たくさんの変数を同時に動かしたいときはモデリングに頼ります。ただ、人間の脳は同時に3つ以上のものが操作しようとしてもコントロールできないので、こうしたデータの扱いは専門家に任せた方が無難です。参考までにご紹介します。

回帰分析

差があるかどうかだけ知りたいなら検定で十分ですが、データ全体の構造を知りたいこともしばしばあります。特に、ある変数が他の変数に従っているかどうかを検討したいときは回帰分析と呼ばれる分析を用います。(変数が増えると「重」回帰分析になります。)

一般化線形モデル

データ全体の構造が知りたい場合も、例のごとく生のデータを扱うことは一般に難しいので、モデリングして分析することになります。線形(=大雑把に言うと、初期値さえわかればその後の挙動も解析可能)なモデリングは数学的に表現しやすいこともあり、正規分布だけでなく二項分布やポアソン分布(に近い形)も扱える一般化線形モデルがよく使われます。さらに発展したものだと階層ベイズモデルなどがあります。

おすすめ書籍

『統計学が最強の学問である』西内啓(ダイヤモンド社)

とても読みやすいのが特徴です。後半は数式が多いので、じっくり思考を整理しながら読むのがオススメです。具体例も豊富でバランスが良いです。

実践編・ビジネス編も合わせてどうぞ。

『ビジネスに活かす統計入門』内田学, 兼子良久, 矢野佑樹(日本経済新聞出版社)

数式が平易で、図も豊富です。

『マーケティング・サイエンスのトップランナーたち~統計的予測とその実践事例』朝野 熙彦(東京図書)

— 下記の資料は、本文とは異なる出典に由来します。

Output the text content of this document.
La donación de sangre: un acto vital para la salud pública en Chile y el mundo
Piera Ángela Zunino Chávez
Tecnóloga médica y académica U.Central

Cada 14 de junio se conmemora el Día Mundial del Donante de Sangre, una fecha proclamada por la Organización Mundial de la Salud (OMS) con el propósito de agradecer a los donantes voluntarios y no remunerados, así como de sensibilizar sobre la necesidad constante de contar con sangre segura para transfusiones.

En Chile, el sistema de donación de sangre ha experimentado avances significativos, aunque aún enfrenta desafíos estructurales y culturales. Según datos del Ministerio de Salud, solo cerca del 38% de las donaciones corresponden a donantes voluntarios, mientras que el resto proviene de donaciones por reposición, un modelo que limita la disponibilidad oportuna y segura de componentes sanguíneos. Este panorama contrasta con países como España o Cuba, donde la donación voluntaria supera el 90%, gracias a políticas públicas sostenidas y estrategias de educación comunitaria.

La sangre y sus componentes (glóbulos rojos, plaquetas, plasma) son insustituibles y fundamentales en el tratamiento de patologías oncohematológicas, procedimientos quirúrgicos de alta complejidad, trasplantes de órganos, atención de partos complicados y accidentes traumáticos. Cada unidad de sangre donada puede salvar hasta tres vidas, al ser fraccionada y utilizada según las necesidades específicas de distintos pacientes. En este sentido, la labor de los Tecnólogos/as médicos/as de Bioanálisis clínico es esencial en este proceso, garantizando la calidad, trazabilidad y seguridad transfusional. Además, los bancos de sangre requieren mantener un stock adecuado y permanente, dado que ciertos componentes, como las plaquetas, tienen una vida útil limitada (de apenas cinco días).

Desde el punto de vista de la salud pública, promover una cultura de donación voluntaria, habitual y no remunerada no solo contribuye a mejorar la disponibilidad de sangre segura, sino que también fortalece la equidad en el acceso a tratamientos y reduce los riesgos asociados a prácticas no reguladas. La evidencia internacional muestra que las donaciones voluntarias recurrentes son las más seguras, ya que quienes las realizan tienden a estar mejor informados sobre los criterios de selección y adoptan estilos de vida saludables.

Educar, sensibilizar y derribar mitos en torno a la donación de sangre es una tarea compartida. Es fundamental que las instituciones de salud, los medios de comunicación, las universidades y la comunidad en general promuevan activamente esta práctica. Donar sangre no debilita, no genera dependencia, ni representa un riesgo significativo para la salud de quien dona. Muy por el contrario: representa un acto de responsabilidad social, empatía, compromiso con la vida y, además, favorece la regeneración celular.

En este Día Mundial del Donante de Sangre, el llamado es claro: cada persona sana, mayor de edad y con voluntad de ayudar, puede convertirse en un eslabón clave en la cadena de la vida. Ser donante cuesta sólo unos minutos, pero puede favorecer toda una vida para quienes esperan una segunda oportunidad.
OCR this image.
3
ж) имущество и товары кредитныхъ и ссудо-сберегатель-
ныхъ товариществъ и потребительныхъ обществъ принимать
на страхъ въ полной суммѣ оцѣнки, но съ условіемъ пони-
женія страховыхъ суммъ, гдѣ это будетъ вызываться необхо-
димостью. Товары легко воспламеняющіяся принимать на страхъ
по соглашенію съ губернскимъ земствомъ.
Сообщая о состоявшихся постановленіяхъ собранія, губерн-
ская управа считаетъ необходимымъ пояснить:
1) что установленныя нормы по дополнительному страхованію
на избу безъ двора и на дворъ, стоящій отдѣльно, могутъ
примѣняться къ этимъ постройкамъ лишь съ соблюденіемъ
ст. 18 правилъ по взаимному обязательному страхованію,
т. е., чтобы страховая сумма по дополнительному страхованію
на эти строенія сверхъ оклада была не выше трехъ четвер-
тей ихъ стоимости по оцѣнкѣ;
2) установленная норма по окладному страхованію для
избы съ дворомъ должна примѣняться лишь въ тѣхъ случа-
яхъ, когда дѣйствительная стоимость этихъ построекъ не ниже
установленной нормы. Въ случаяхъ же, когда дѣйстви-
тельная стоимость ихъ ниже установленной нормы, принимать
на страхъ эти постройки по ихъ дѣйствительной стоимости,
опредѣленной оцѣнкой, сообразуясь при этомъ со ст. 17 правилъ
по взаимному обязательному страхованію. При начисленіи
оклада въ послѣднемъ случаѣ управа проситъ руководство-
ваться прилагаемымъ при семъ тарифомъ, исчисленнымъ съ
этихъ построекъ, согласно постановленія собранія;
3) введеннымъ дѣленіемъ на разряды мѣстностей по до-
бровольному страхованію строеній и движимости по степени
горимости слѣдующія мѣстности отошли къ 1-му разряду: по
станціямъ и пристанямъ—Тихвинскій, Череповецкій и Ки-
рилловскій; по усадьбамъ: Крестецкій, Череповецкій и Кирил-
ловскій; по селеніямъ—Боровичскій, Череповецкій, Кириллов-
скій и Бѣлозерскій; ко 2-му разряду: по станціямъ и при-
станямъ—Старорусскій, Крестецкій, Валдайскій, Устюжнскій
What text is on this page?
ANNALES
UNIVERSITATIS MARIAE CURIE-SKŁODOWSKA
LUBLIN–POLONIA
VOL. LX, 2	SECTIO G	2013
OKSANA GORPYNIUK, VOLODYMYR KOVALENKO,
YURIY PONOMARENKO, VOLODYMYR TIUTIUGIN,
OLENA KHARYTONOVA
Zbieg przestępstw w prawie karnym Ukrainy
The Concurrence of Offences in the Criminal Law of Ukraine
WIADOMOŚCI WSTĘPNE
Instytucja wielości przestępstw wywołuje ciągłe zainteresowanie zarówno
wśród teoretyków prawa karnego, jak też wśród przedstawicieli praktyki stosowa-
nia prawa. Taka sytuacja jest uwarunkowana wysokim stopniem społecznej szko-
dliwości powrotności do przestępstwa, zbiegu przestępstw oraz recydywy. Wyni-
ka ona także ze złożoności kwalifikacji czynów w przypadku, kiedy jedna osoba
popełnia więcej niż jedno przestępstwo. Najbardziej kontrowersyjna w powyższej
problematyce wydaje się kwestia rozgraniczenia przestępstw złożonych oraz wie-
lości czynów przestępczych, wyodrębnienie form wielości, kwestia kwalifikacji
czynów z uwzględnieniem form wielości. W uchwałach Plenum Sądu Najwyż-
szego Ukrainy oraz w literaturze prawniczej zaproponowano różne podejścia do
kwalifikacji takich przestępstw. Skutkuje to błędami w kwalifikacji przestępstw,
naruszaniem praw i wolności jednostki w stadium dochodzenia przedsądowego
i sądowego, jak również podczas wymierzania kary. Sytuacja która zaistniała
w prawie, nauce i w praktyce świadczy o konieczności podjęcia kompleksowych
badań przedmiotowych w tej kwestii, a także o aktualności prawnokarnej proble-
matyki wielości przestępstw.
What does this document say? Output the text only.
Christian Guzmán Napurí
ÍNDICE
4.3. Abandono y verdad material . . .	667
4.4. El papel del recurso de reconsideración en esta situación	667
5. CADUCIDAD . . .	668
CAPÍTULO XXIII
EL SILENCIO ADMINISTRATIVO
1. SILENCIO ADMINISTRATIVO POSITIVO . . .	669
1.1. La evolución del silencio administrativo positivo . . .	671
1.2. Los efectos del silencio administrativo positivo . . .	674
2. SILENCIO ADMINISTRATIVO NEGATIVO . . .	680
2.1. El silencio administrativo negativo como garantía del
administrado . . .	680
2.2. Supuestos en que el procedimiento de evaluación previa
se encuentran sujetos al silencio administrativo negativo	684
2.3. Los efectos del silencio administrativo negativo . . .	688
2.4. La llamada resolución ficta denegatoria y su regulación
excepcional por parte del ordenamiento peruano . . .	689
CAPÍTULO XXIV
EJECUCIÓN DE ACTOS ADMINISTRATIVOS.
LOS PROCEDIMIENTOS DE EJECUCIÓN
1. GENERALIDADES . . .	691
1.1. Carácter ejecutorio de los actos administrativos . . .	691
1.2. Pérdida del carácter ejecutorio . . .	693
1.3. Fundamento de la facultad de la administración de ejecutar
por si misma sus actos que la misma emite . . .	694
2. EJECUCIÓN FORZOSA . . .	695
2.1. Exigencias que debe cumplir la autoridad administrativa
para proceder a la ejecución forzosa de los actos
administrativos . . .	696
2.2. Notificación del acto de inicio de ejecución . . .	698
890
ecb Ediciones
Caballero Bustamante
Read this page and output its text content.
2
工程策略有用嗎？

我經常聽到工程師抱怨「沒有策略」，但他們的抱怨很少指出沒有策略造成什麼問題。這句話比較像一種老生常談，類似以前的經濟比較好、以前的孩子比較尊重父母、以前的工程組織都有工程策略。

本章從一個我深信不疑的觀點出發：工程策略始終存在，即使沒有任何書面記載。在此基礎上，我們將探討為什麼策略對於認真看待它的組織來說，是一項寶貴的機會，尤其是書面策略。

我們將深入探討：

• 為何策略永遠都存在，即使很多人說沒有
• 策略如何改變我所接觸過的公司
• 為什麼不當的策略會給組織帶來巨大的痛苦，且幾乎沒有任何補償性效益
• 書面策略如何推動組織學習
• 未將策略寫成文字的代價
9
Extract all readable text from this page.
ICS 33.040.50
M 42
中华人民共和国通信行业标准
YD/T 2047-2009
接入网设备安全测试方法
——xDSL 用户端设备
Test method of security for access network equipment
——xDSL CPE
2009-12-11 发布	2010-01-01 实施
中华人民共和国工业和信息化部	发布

具体例が豊富でイメージしやすいです。今回ほとんど解説していない回帰分析についての知識が必要ですが、巻末に説明がついています。どのような場面で使われているのかわかるので勉強のモチベーションを保ちやすいのも◎

『統計学入門(基礎統計学Ⅰ)』東京大学教養学部統計学教室(東京大学出版会)

眠くなりますが(笑)厳密にやりたいならマスト。理論をきっちり学びたい方向け。